With peak summer wedding season upon us, Jewish couples are preparing for marriage ceremonies that will conclude with the ancient part of the service known widely as “the breaking of the glass.” Many a groom’s heel will crush to pieces a small drinking glass wrapped in a handkerchief or other material.
Unfortunately, far too many couples do not know where this tradition comes from.
What drives so many Jews, even those who are seemingly detached from the community and may even be marrying non-Jews, to nevertheless want to break the glass?
Too many popular wedding blogs and other online sources that young Jews read often provide incorrect or nonsensical reasons that fail to capture the true beauty of this tradition.
The fact is, breaking the glass does not easily fit with the concept of being a fully acculturated American. It evokes separatism and attachment to a foreign land. We break the glass at our weddings as a sign to God, to ourselves and to our wedding guests that although our wedding is a day of extreme joy, we cannot enjoy complete happiness as long as Jerusalem and its Holy Temple are not yet fully rebuilt.
At many traditional weddings, when the guests shout “Mazel Tov,” the groom recites this verse from Psalm 137: “If I forget thee, O Jerusalem, let my right hand forget its cunning. Let my tongue cleave to the roof of my mouth if I do not remember you, if I do not make Jerusalem above my greatest joy.”
Nearly 2,000 years after the Romans destroyed it, we still mourn the loss of our Holy Temple. We grieve the destruction of the actual, physical building. We should not be at peace with what has happened over the last 25 years on the Temple Mount.
The website of the Temple Mount Sifting Project explains this abuse with remarkable clarity: “It began in 1999 when the Northern Branch of the Islamic Movement conducted illegal renovations on the Temple Mount and disposed of over 9,000 tons of dirt mixed with invaluable archaeological artifacts. Though Israeli antiquities law requires a salvage excavation before construction at archaeological sites, this illegal bulldozing destroyed innumerable artifacts—veritable treasures that would have provided a rare glimpse of the region’s rich history.”
We also grieve over the fact that the Judaism we practice today is very different because a Holy Temple does not stand in Jerusalem on the Temple Mount. No matter how many Jews live in Jerusalem, no matter how many yeshivahs flourish there, no matter how beautiful the modern city of Jerusalem is, Jewish destiny remains unfulfilled as long as we are without our Holy Temple. And that is why we break the glass.

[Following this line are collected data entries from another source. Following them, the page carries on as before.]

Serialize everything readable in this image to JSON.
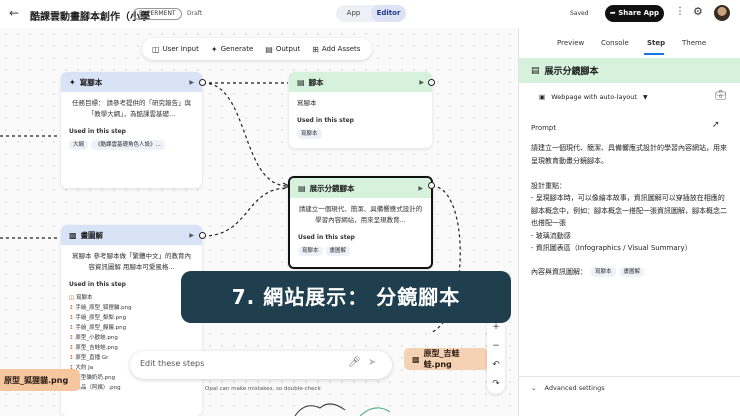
{
  "header": {
    "back_icon": "arrow-left-icon",
    "title": "酷課雲動畫腳本創作（小學",
    "badge": "EXPERMENT",
    "status": "Draft",
    "mode_app": "App",
    "mode_editor": "Editor",
    "saved": "Saved",
    "share": "Share App"
  },
  "toolbar": {
    "user_input": "User Input",
    "generate": "Generate",
    "output": "Output",
    "add_assets": "Add Assets"
  },
  "nodes": {
    "script_step": {
      "title": "寫腳本",
      "body": "任務目標： 請參考提供的「研究報告」與「教學大綱」，為酷課雲基礎...",
      "used_label": "Used in this step",
      "chips": [
        "大綱",
        "《酷課雲基礎角色人設》..."
      ]
    },
    "script_output": {
      "title": "腳本",
      "body": "寫腳本",
      "used_label": "Used in this step",
      "chips": [
        "寫腳本"
      ]
    },
    "storyboard": {
      "title": "展示分鏡腳本",
      "body": "請建立一個現代、簡潔、具備響應式設計的學習內容網站，用來呈現教育...",
      "used_label": "Used in this step",
      "chips": [
        "寫腳本",
        "畫圖解"
      ]
    },
    "illustrate": {
      "title": "畫圖解",
      "body": "寫腳本 參考腳本做「繁體中文」的教育內容資訊圖解 用腳本可愛風格...",
      "used_label": "Used in this step",
      "assets": [
        "寫腳本",
        "手繪_原型_狐狸貓.png",
        "手繪_原型_梨梨.png",
        "手繪_原型_饅饅.png",
        "原型_小歡蛙.png",
        "原型_吉蛙蛙.png",
        "原型_直播",
        "大約",
        "原型貓奶奶.png",
        "黑品（阿姨）.png"
      ],
      "asset_suffix": [
        "",
        "",
        "",
        "",
        "",
        "",
        "Gr",
        "Ja",
        "",
        ""
      ]
    },
    "float_left": "原型_狐狸貓.png",
    "float_right": "原型_吉蛙蛙.png"
  },
  "edit": {
    "placeholder": "Edit these steps",
    "disclaimer": "Opal can make mistakes, so double-check"
  },
  "caption": "7. 網站展示： 分鏡腳本",
  "panel": {
    "tabs": [
      "Preview",
      "Console",
      "Step",
      "Theme"
    ],
    "active_tab": "Step",
    "step_title": "展示分鏡腳本",
    "layout": "Webpage with auto-layout",
    "prompt_label": "Prompt",
    "prompt_text": "請建立一個現代、簡潔、具備響應式設計的學習內容網站，用來呈現教育動畫分鏡腳本。\n\n設計重點：\n- 呈現腳本時，可以像繪本故事，資訊圖解可以穿插放在相應的腳本概念中，例如：腳本概念一搭配一張資訊圖解，腳本概念二也搭配一張\n- 玻璃流動感\n- 資訊圖表區（Infographics / Visual Summary）",
    "content_label": "內容與資訊圖解：",
    "content_chips": [
      "寫腳本",
      "畫圖解"
    ],
    "advanced": "Advanced settings"
  },
  "colors": {
    "blue_head": "#d9e3f8",
    "green_head": "#d6f2dc",
    "caption_bg": "#1f3f4f",
    "float_left": "#f6c79f",
    "float_right": "#f6d2b4"
  }
}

A beautiful practice from the Yemenite Jewish community, which has since expanded worldwide, is to place a small amount of ashes on the groom’s head as a further sign of mourning over the destruction of the Holy Temple.
With Birthright Israel, gap-year programs and Israel trips for mothers, there are now more opportunities than ever for American Jews to visit Israel. These programs all bring their participants to visit the Western Wall (Kotel), though they seldom focus on the ways Jews have mourned the destruction of Jerusalem and the Holy Temple each day through prayer and ritual.
Perhaps the time has come to consider investing in the relationship between young married couples and Jerusalem, the same way that Diaspora Jewry invests in Birthright.
Some artists preserve the broken glass in Lucite or other artistic forms. The verse “If I forget thee, O Jerusalem” on such a gift is more than just an investment in helping young Jewish married couples stay connected to the Jewish people. It is an investment in Jerusalem itself.
Israel’s national poet, Uri Zvi Greenberg [1896-1981], once wrote: “Whomever controls the Temple Mount controls all of the Land of Israel.”